The Department of Health has been accused of “spending money like confetti” on NHS redundancy payments.
Figures reveal redundancy payoffs amounted to nearly £2bn during the Government’s restructuring programme over the last five years.
More than 5,500 people who were made redundant since 2010 have been re-employed elsewhere in the NHS, despite some receiving severance payments of more than £200,000.
Since the shake-up, redundancies have cost £1.8bn for more than 44,000 lay-offs and in 2014-15 alone some £220m was spent on payoffs for staff.
Shadow health secretary Andy Burnham said: “Today the figures hit a new high – £1.8bn wasted.”
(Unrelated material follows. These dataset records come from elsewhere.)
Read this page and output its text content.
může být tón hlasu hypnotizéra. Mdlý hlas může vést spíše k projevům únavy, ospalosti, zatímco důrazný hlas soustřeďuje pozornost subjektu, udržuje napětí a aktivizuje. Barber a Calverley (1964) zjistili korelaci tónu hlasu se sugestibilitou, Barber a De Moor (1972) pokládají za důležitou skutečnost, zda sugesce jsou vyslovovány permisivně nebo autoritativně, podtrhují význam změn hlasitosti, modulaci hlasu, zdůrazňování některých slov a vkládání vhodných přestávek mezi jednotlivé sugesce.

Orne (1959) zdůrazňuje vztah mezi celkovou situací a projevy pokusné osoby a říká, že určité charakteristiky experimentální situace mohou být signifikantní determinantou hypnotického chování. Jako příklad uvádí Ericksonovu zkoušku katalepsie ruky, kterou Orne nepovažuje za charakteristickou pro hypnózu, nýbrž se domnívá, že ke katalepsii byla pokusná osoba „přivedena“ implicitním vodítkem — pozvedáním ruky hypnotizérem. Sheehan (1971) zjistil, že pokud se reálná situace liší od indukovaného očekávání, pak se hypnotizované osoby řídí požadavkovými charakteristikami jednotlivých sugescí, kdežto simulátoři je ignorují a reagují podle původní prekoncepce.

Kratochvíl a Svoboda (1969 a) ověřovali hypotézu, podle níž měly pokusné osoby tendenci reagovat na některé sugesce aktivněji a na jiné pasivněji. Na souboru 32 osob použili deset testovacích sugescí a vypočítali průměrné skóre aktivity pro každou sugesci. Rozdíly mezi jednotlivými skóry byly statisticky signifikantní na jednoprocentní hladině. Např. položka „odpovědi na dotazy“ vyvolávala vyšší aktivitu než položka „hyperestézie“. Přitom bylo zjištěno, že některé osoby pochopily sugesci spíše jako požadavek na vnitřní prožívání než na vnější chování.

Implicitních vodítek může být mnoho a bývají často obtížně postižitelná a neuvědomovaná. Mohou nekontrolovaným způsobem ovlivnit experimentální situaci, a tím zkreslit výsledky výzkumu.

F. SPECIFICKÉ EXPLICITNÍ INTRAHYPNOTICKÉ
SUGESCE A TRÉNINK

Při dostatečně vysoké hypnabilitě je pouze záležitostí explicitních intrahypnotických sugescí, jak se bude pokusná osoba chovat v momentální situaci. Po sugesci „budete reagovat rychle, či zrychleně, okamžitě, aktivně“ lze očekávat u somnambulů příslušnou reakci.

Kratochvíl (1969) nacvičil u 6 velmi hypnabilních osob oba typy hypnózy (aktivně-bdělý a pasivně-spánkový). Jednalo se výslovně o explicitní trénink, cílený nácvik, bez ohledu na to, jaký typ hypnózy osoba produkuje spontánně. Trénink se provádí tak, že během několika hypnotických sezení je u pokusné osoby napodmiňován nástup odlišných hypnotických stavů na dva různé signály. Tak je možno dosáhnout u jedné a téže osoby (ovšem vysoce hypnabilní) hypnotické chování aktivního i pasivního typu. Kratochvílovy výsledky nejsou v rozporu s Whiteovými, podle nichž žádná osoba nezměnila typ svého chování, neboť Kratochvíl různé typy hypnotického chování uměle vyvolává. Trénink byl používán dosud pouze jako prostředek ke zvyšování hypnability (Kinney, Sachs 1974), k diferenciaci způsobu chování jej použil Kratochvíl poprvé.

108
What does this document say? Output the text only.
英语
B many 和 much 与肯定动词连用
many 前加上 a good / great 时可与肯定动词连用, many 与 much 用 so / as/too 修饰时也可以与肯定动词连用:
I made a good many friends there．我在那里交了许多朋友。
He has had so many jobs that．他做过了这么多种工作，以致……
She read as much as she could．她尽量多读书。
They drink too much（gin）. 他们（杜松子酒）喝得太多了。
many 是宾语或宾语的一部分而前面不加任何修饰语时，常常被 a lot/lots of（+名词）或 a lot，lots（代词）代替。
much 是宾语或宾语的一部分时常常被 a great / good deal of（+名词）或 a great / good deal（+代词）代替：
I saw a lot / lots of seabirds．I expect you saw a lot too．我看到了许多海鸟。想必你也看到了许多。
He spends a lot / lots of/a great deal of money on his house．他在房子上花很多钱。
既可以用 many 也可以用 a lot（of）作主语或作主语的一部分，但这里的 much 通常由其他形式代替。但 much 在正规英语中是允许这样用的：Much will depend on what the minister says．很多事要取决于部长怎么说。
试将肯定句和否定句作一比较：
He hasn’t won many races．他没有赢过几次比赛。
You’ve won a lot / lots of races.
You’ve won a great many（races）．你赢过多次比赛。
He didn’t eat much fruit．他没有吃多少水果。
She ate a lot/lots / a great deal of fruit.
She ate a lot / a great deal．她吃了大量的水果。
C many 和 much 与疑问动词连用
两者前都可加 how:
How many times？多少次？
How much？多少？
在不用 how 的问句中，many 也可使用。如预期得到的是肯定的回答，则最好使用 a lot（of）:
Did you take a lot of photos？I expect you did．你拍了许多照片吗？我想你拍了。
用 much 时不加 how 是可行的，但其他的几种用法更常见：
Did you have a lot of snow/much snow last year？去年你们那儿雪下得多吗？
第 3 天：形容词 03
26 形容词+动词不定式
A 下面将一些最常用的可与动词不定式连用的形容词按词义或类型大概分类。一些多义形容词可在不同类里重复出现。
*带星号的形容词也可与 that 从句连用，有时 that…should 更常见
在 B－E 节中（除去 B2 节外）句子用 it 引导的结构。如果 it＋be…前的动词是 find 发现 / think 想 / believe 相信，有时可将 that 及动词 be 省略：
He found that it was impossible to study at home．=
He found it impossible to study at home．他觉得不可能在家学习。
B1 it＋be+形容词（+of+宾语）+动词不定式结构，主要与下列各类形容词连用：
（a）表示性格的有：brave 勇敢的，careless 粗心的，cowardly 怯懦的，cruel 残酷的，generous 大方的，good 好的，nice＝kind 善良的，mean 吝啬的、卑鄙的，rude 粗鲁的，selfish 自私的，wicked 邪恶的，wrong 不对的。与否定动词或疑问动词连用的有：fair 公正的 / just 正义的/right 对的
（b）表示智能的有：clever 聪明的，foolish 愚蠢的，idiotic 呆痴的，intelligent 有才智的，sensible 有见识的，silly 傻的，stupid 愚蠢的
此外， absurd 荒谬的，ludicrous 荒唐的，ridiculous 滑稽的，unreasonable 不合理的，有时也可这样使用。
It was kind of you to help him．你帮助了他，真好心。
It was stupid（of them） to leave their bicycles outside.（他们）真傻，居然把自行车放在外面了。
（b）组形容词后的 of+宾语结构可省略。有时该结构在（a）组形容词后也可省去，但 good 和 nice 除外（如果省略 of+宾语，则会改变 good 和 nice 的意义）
“And what are doctors to make of this? No wonder morale in the NHS is at rock bottom.”
He added: “This was a reorganisation that didn’t need to happen.
“They’ve thrown money at redundancies, given people payoff cheques like confetti at the NHS at a time when we’re not doing right by the staff of the National Health Service.”
The Government has pledged to cap public sector redundancy payments at £95,000 – but the figures show, in the last five years, over 3,000 staff received more than £100,000.
Of those, 475 received amounts above £200,000. All this came while nurses were experiencing either a pay freeze or a below inflation pay cap of 1%.
The Government argues that the controversial restructuring has saved more money than expected and helped reduce bureaucracy by a third, allowing them to employ more frontline staff.
A Department of Health Spokesman said: “New figures this week actually showed that our changes saved far more than expected at £6.9bn, and cost less than originally estimated.
“Labour oppose these reforms, but won’t say how they would afford the 9,000 more doctors and 8,500 more nurses that the NHS can employ as a result.”